Toen Stan eindelijk het café binnenliep – ongeveer achtendertig krakende piepjes van de gymschoenen aan de bar te laat – was hij niet alleen. Hij stelde, terwijl hij wat sneeuw uit zijn haren schudde, zijn gezelschap voor als Alain. Alain schudde Diederik’s hand en ging aan tafel zitten. Stan vouwde eerst zorgvuldg zijn jas en zijn dure sjaal op. Toen ging hij ook zitten. Diederik keek verwonderd naar Alain, met een scheve blik naar Stan. Die haalde lachend zijn schouders op.
“Alain is een vriend van me, die een expert is in webdingen. Bouwen, beheren, betaalconstructies, hij weet alles van dit soort gekke dingen af. Ik dacht, als we toch concreet gaan praten over ons idee, moet ik ‘m misschien maar even meenemen.”
Alain was een lange magere jongen. Een keurige middenscheiding in zijn onberispelijke haar, borstelige wenkbrauwen, een aanstellerig snorretje. Zijn ogen staarden Diederik door een duur brilmontuur arrogant aan. Op zijn overhemd preek een klein logootje dat Diederik niet kon thuisbrengen behalve dat hij wist dat het van een of ander duur merk was. Aan de arm van Alain hing een reusachtig digitaal horloge met acht verschillende drukknopjes. Even bleven Diederik’s ogen gefixeerd op de vingernagels. Perfect gemanicuurd. Hij mocht Alain nu al niet.
Onvrijwillig staarde Diederik daarop naar zijn eigen nagels. Lang. Kartelig. Vieze zwarte randen bij de nagelriemen. Lichte kalkvlekken. Van zenuwen knaagbeschaduwde huid rondom zijn vingers. De vingertoppen van iemand die zichzelf stiekem stevig aan het verwaarlozen begint te gaan. En dat terwijl zijn moeder hem nog zo netjes opgevoed had. Zijn moeder ! Dat deed hem aan iets denken dat hij niet mocht vergeten. Hij maakte stilletjes een mentale notitie terwijl Stan van de toog terugkeerde met twee glazen cognac. Hij keek even Diederik aan. “Wou jij ook nog iets ?”
Diederik haalde zijn schouders op. Alle zelfverzekerdheid die hij in zijn middagwoede had gevoeld was allang in zijn woelige stormgedachten verzwolgen.
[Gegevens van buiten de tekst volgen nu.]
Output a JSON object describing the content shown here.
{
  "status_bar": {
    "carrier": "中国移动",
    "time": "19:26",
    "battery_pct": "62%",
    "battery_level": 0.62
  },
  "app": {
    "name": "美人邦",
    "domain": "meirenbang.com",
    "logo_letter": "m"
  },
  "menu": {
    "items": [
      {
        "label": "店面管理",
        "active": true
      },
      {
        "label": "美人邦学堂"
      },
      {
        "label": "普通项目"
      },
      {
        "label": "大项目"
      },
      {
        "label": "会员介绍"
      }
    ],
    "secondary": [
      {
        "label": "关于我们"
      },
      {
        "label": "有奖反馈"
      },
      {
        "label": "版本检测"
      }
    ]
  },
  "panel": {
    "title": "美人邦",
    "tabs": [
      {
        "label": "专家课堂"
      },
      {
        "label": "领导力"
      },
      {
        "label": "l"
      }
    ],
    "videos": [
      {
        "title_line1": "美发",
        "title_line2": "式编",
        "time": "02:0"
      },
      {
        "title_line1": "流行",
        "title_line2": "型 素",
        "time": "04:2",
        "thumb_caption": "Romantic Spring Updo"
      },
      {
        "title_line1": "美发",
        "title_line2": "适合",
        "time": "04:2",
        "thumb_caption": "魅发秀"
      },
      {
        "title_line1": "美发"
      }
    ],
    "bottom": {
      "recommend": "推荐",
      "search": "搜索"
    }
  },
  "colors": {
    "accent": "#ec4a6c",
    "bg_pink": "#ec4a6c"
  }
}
De restjes waren weggeschrompeld onder de afkeurende blik van dit opgepoetste jongmens dat zijn vriend meegebracht had. Nee, Diederik mocht Alain absoluut niet. Maar Stan wist vaak wel de juiste mensen te vinden die hij voor iets nodig had. Zijn grootste talent, naast een onbeschaamde hufter zijn. In een korte flits vroeg Diederik zich af waarom hij eigenlijk ooit vrienden met Stan geworden was, maar dat deed er niet meer toe. Stan was nu zijn instrument in de Ondergang geworden. En blijkbaar deze Alain ook.
Stan schraapte zijn keel. “Nou ja, goed. Je wou praten over onze grote Zelfmoordzwendel ?” Alain nipte van zijn cognac en zei niets. Diederik knikte. “Mag ik daaruit opmaken dat je het niet zo’n gek idee meer vindt ?” Diederik knikte maar weer. “Mooi. Dan,” en Stan grabbelde een opgevouwen vel papier uit zijn borstzak, “heb ik hier de opzet van de website die ik alvast heb laten ontwerpen door Alain hier. Hij moet nog gebouwd worden, maar de URL hebben we al. Ik dacht namelijk wel dat je alsnog om zou slaan.”
Diederik staarde naar de opengevouwen uitprint van een wanstaltig kleurige website met een oude foto van zijn gezicht erop. “DIEDERIKWILDOOD.NL” stond er naast. Met een heleboel uitroeptekens. Er stond wat onleesbaar latijn onder en een grote rode “Bied nu !” knop naast. Met een icoontje van een winkelwagentje erin. Hij knipperde even met zijn ogen en dronk zijn laatste slok bier weg.